Edgardo del Rincón Gutiérrez
executiveRegarding the mix in deposits, what we are seeing is a very good level of transactions from customers, and that is improving operational deposits. We are now doing 26 million transactions per month, and that is the average of the second quarter '25. And to give you an idea, that is more -- 47% more transactions than 3 years ago. But in digital channels, we are growing in that same period, more than 100%, 103%. So that is having an important impact in deposits from customers, mainly customers, mainly companies. And that is reducing need, for example, to capture deposits from interbank loans or repos. So if you see the mix of transactions, we are now depending more on customer deposits than institutional deposits. So that is the change in mix that we are seeing. Regarding buybacks, we are not planning at this moment any activity of buyback in the case of the capital level of the bank. Yes. The level of exporters of the bank is about 10% of our customer's base.
Unknown Analyst
analystAnd you're needing to see a need to recalibrate risk appetite towards the export sector or not?
Edgardo del Rincón Gutiérrez
executiveI don't think so. I mean, we are closely monitoring the activity of our customers, and we are in very close communication with them to see how they are going to react to any tariff. Of course, the activity, for example, is steel and aluminum. We are having very good communication with those customers to see how they are changing their strategy to face the tariffs that they are having today. So we are planning to continue with that, very close communication with them.
Operator
operatorAnd we're going to close off with one last question. It's going to be a follow-up from Ernesto Gabilondo at Bank of America.
Ernesto María Gabilondo Márquez
analystJust last question, a follow-up on the special dividend.
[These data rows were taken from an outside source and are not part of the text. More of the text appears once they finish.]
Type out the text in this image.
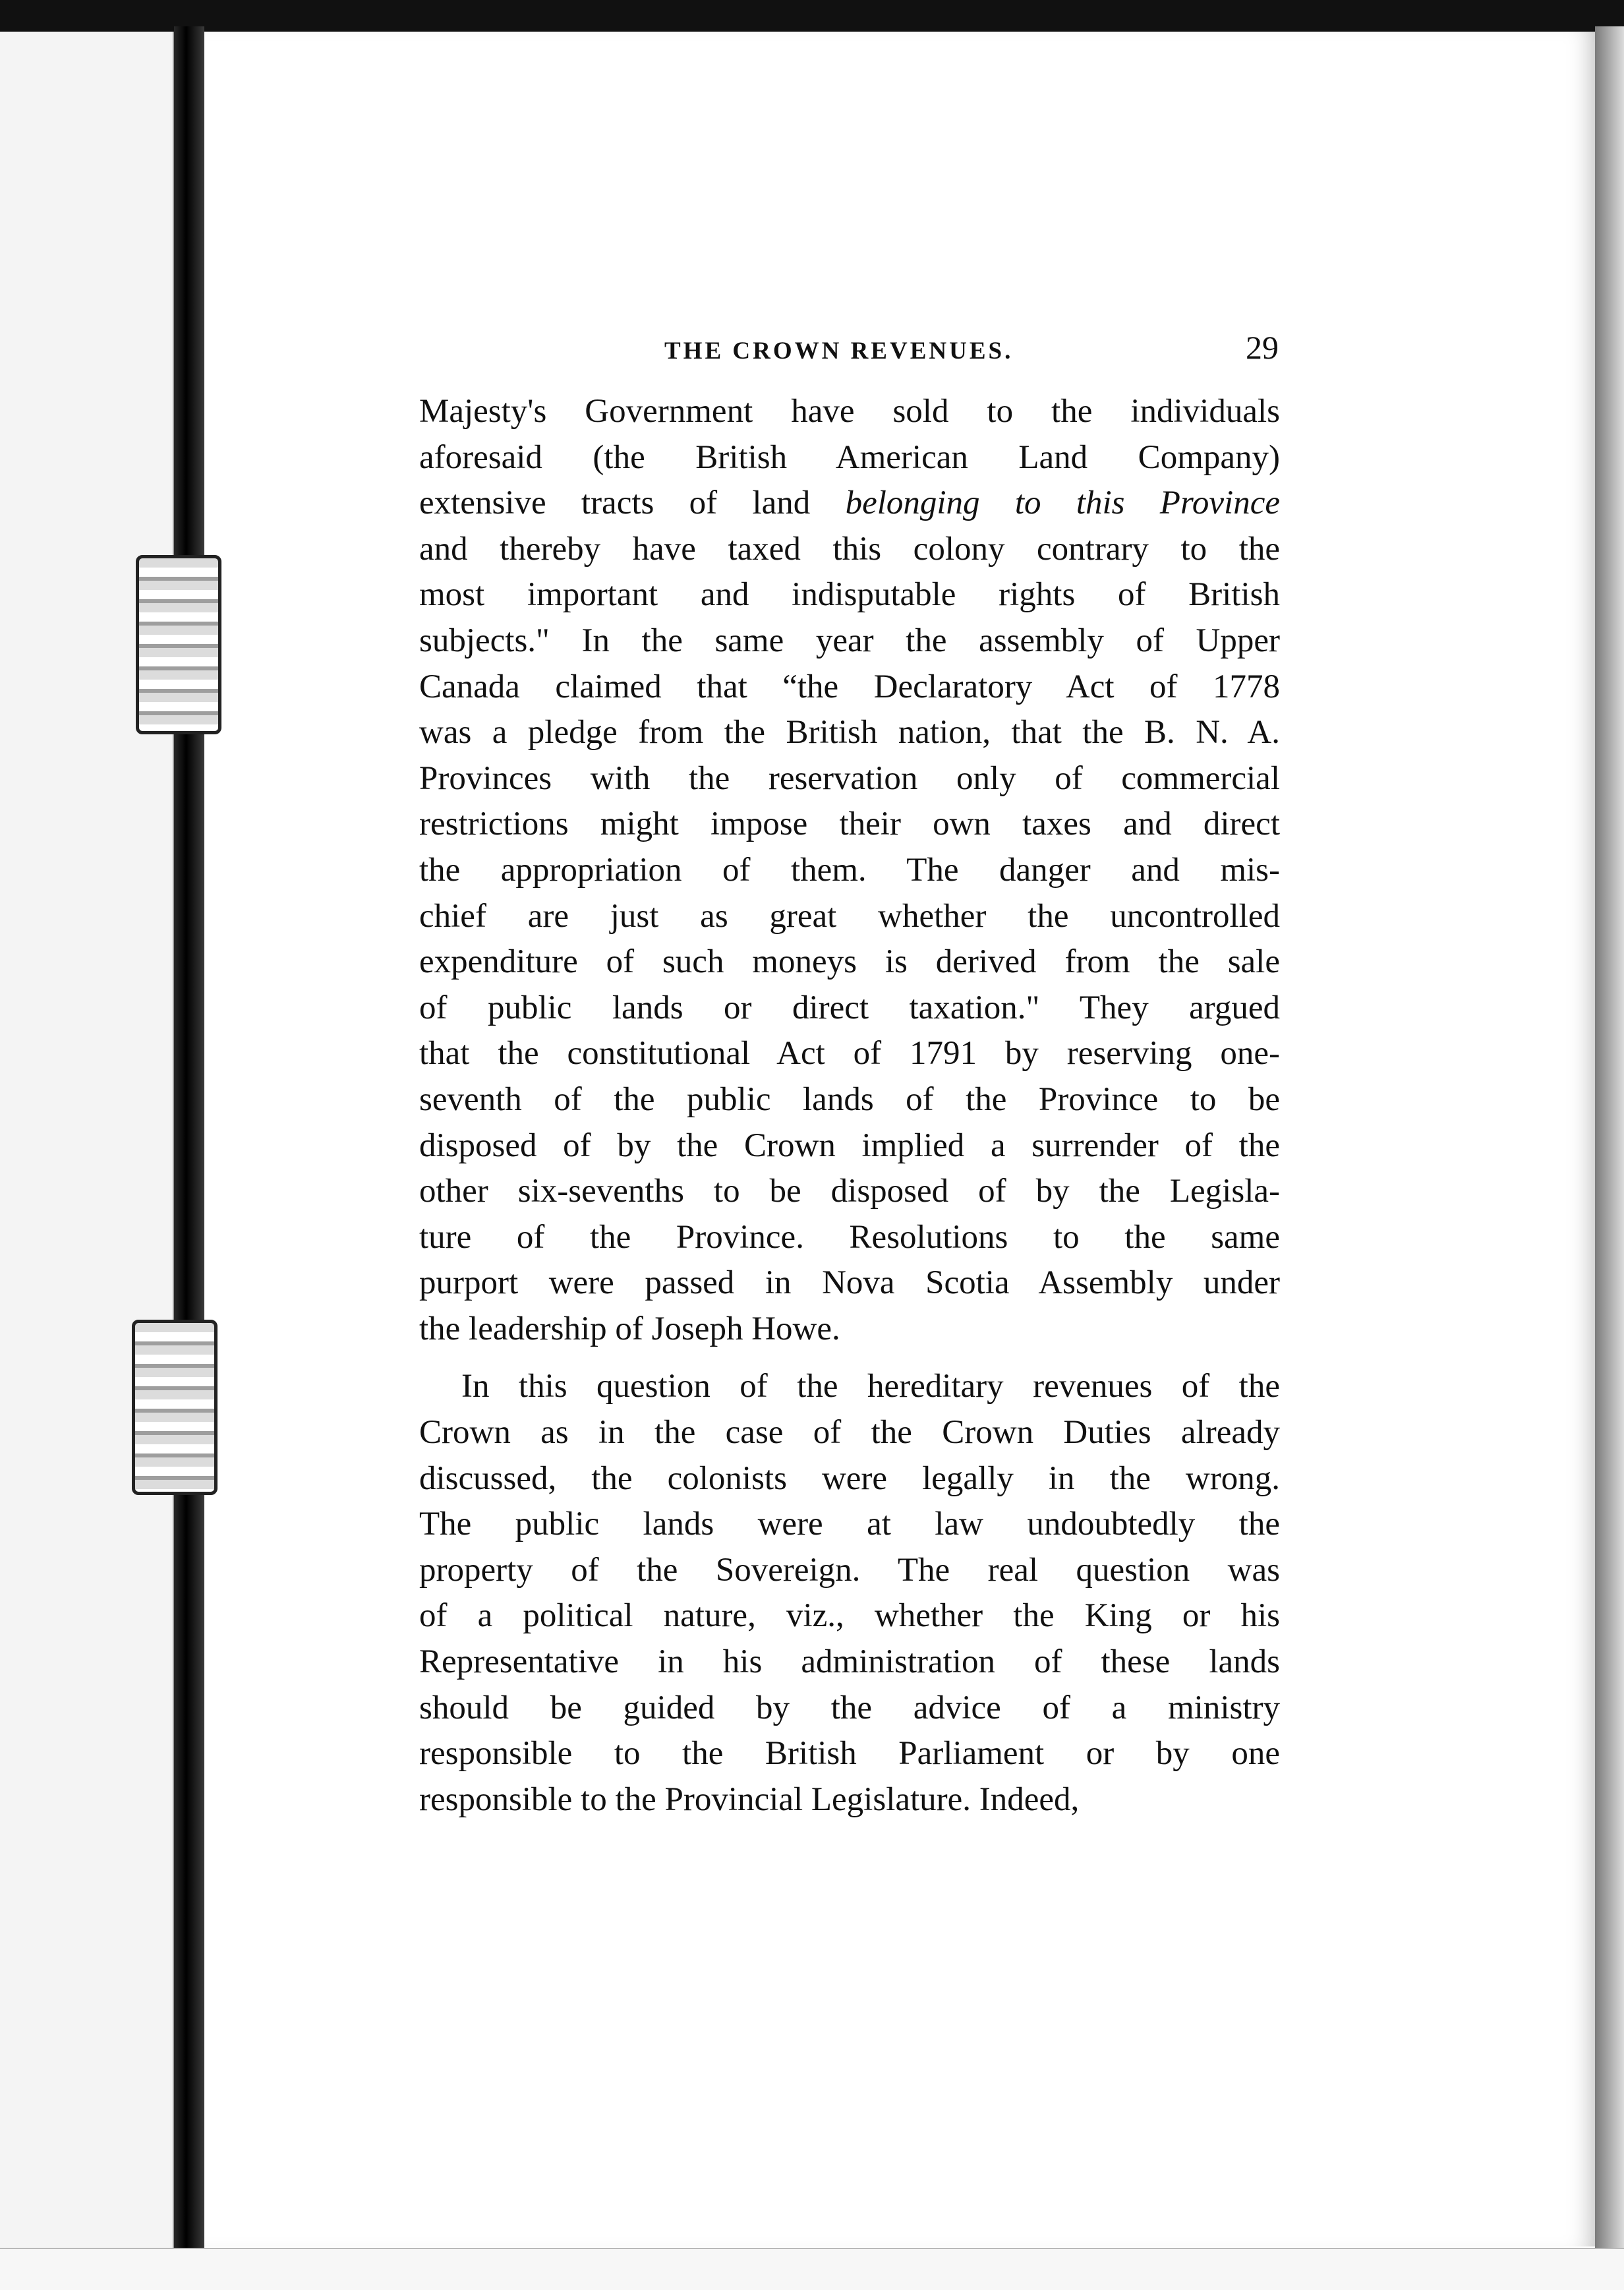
THE CROWN REVENUES.	29
Majesty's Government have sold to the individuals
aforesaid (the British American Land Company)
extensive tracts of land belonging to this Province
and thereby have taxed this colony contrary to the
most important and indisputable rights of British
subjects." In the same year the assembly of Upper
Canada claimed that “the Declaratory Act of 1778
was a pledge from the British nation, that the B. N. A.
Provinces with the reservation only of commercial
restrictions might impose their own taxes and direct
the appropriation of them. The danger and mis-
chief are just as great whether the uncontrolled
expenditure of such moneys is derived from the sale
of public lands or direct taxation." They argued
that the constitutional Act of 1791 by reserving one-
seventh of the public lands of the Province to be
disposed of by the Crown implied a surrender of the
other six-sevenths to be disposed of by the Legisla-
ture of the Province. Resolutions to the same
purport were passed in Nova Scotia Assembly under
the leadership of Joseph Howe.
In this question of the hereditary revenues of the
Crown as in the case of the Crown Duties already
discussed, the colonists were legally in the wrong.
The public lands were at law undoubtedly the
property of the Sovereign. The real question was
of a political nature, viz., whether the King or his
Representative in his administration of these lands
should be guided by the advice of a ministry
responsible to the British Parliament or by one
responsible to the Provincial Legislature. Indeed,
I believe in the past you mentioned that you will pay or you could potentially pay everything when it exits the common equity Tier 1 ratio. I believe it was around 14.3% in this quarter. So making some numbers, you have an excess capital of roughly MXN 0.8 billion. That implies a 1.6% dividend yield. Am I right with the math? Is that what at some point you could be expecting?
Carlos De la Cerda Serrano
executiveAs I mentioned before, the decision whether we'll pay an additional dividend will be taken after the third quarter results, so we can have more clarity and a better view of the economy and the loan growth rate in the economy. If we don't see a loan growth, an important loan growth, we could consider paying an extra dividend that would take our capitalization rate close to 14%, not below, but close to 14% and that could be a figure close to what you mentioned.
Operator
operatorI would now like to hand the call back over to Angelica Munoz for some closing remarks.
Lucia Angelica Olvera
executiveThank you very much for connecting. Please let us know us know if you have any further questions. We look forward to seeing you next quarter when we report the third quarter 2025.
Operator
operatorThat concludes today's call. You may now disconnect.